Indicators of homeostasis, inflammation and homocysteine in ischemic stroke in the young age

Abstract

To determine indicators of homeostasis, inflammation and homocysteine in the young-aged patients with ischemic stroke (IS) of different genesis in the subacute and chronic stages. Out of 218 patients with IS (mean age 34.7±8.7 years), 55 had stroke due to dissection of the inner carotid or the spinal artery, 28 due to cardioembolia, 38 due to antiphospholipid syndrome (APS), 16 due to cerebral arteritis; 85 patients were classified as having cryptogenic stroke, including 23 with noncerebral thrombosis (coagulopathy of unknown etiology) and 62 with no thrombosis. The control group included 28 healthy people matched for age and sex. There were 1) an increase in von Willebrand factor and coagulation factor VIII as well as a decrease in plasminogen and an increase in plasmin-inhibitor in IS caused by thrombosis (APS, cardioembolia, coagulopathy of unknown etiology); 2) alterations in erythrocyte aggregation and deformity in cryptogenic stroke; 3) mild or moderate hyperhomocysteinemia, with the exception of patients with APS and arteritis. Linear regression analysis confirmed these relationships.

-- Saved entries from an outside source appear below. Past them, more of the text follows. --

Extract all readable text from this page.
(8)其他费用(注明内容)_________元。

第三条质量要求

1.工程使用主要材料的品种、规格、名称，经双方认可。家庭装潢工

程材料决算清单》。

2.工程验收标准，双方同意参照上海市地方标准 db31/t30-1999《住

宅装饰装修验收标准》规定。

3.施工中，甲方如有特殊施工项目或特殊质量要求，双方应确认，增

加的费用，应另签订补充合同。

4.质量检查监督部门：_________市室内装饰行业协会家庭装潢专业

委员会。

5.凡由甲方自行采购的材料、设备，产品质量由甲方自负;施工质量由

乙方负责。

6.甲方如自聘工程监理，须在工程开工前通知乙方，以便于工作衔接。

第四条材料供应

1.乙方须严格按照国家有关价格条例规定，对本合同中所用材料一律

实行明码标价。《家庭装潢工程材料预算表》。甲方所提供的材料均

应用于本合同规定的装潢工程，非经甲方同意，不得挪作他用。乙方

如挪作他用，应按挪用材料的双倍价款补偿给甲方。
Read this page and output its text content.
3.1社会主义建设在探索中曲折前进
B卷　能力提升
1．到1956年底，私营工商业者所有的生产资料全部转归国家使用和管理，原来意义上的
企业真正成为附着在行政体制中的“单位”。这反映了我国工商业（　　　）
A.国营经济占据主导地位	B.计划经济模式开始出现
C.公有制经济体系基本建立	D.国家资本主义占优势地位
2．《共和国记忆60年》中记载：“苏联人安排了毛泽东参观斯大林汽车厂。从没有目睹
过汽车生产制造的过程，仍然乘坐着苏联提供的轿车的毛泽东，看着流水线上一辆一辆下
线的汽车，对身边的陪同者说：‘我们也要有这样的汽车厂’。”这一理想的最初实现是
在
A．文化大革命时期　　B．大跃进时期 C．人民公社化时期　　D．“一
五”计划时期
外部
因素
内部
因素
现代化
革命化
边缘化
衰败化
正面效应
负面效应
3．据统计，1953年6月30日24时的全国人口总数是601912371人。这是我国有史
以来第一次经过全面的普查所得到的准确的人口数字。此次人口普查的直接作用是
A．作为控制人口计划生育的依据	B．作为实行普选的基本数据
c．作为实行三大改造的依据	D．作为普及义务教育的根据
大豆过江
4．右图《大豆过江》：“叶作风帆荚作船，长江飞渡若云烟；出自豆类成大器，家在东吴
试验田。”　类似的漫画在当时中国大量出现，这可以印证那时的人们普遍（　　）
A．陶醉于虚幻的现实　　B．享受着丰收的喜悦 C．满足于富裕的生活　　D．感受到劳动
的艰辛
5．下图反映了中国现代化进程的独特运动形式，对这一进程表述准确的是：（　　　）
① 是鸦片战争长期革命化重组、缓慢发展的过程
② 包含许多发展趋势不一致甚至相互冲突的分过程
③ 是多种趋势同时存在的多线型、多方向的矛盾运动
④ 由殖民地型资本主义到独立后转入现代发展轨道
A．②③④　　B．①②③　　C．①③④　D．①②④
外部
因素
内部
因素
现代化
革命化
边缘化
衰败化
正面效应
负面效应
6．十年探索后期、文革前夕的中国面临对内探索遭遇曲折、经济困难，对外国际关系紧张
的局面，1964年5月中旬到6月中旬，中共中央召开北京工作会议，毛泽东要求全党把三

Discriminant analysis identified the clusters of parameters characteristic of APS (an increase in (aPTT), plasminogen, blood sedimentation rate, C-reactive protein) and cardioembolia (decreased protein C and increased hematocrit). The laboratory markers associated with cerebral thrombosis can be used for identification of a prothrombotic state as a cause of IS in the young age. Moderate hyperhomocysteinemia is a risk factor but not a cause of IS. The increase of inflammatory markers in APS suggests a role of infection in its development.